Here libRblas.so is a library that contains links to all the stuff needed for Intel MKL, and was generated by compiling shim.c using icc following directions here.

Detailed instructions

  1. Install or find a version of intel MKL. I was able to load one from my HPC with module load intel. This puts icc and bunch of other stuff on the path.
  2. Make a directory to hold symlinks you are going to drop into R and change to it.

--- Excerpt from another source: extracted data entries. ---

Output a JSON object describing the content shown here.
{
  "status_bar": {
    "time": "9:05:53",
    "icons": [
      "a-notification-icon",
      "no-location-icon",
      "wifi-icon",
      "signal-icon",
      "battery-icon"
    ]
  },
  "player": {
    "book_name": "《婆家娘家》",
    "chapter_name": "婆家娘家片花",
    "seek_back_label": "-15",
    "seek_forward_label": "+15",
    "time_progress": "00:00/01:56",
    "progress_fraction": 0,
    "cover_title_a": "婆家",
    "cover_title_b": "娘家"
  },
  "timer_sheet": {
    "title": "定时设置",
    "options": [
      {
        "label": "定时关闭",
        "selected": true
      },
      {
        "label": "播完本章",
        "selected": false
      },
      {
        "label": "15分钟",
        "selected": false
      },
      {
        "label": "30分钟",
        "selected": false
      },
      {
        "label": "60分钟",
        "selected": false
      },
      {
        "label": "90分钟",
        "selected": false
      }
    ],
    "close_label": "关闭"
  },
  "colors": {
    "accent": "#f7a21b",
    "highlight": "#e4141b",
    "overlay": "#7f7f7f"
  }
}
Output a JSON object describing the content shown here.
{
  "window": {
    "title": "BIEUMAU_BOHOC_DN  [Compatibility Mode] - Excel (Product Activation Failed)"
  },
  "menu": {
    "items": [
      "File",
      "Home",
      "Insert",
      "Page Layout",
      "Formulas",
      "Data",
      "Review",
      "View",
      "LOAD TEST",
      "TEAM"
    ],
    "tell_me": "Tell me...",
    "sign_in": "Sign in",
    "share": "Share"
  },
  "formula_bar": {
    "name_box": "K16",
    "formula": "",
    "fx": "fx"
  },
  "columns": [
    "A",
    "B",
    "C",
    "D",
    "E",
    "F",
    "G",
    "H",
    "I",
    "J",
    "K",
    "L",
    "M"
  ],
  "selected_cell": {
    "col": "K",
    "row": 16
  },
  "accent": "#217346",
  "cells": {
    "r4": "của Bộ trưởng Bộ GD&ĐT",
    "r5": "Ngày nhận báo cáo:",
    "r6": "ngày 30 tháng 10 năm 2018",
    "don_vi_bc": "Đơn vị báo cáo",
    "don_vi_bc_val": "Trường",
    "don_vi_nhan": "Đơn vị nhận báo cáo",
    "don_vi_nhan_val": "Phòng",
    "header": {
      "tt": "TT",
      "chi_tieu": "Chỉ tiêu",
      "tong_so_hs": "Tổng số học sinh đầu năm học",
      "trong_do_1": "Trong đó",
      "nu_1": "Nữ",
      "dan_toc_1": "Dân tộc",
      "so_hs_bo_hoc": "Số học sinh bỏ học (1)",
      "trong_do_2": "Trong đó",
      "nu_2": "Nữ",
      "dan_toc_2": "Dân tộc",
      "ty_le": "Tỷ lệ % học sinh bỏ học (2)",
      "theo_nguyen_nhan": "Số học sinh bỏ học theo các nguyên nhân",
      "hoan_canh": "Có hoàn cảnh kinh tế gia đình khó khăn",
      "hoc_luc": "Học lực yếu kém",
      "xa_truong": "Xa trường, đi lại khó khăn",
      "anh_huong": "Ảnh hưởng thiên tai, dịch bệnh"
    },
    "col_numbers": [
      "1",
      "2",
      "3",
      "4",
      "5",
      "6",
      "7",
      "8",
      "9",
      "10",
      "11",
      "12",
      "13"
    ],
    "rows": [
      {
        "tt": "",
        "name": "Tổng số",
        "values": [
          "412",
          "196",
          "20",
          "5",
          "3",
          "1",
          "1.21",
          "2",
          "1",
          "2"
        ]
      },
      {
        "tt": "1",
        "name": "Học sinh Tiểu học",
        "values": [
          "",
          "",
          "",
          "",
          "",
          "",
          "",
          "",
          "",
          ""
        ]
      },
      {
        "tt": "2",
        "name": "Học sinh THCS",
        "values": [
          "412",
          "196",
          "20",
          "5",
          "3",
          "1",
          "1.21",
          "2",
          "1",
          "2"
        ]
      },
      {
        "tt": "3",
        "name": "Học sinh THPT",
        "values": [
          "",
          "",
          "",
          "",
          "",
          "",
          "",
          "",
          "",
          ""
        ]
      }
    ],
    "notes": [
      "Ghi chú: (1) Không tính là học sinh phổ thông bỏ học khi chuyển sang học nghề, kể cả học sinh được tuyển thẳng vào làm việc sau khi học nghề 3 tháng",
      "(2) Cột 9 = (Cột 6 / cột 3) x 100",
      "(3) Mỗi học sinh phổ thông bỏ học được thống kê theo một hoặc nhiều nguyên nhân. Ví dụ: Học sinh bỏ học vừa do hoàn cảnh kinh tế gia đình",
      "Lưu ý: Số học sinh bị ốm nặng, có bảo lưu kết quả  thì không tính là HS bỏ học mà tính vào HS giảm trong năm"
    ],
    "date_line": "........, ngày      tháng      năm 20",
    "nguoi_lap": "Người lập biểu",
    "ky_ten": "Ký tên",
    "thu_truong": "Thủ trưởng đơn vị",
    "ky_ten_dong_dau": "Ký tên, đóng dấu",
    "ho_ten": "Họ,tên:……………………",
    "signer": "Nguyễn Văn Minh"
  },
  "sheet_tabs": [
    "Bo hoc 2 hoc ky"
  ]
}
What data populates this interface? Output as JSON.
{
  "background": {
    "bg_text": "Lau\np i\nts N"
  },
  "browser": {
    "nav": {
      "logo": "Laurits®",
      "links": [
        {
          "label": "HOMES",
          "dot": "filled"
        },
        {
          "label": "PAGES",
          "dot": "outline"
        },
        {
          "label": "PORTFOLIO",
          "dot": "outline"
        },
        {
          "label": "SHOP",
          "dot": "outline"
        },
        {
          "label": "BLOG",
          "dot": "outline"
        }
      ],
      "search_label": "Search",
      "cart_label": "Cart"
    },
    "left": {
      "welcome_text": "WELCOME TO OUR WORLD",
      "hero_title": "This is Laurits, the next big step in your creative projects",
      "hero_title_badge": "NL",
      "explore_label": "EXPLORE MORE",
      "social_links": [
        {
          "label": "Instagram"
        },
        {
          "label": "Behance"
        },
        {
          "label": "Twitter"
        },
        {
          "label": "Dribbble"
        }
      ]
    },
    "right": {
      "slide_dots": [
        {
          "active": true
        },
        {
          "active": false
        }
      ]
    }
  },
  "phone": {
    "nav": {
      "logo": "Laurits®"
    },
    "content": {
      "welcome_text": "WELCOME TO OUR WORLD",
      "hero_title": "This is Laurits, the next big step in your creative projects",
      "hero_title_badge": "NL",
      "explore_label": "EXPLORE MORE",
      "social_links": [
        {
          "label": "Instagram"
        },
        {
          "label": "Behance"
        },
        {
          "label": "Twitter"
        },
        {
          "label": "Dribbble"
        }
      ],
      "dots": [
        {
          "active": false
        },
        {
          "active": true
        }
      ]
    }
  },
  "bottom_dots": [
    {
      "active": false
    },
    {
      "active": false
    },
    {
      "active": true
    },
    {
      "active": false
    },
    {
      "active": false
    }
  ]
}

  3. Download and compile shim.c following directions here. This is probably optional, but elegantly handles the fact that I didn’t want to hard code in symlinks to the mysterious locations of the intel MKL libraries in the module that I loaded, and may protect against other subtle issues. This should give you a libRblas.so linked against MKL.
  4. Make a symlink from libRlapack.so -> libRblas.so
  5. Make a symlink from R RHOME libR.so to libR.so. I did this because otherwise R complained that it couldn’t find libR.so with the value of R_LD_LIBRARY_PATH. This may also be possible to avoid, but was an easy fix for me.
  6. export R_LD_LIBRARY_PATH=”/home/R/3.9-blas-mkl”. Note I got tripped up trying to use the shell expansion ~ here and had to use an absolute path.
  7. Start R and verify success by examining sessionInfo().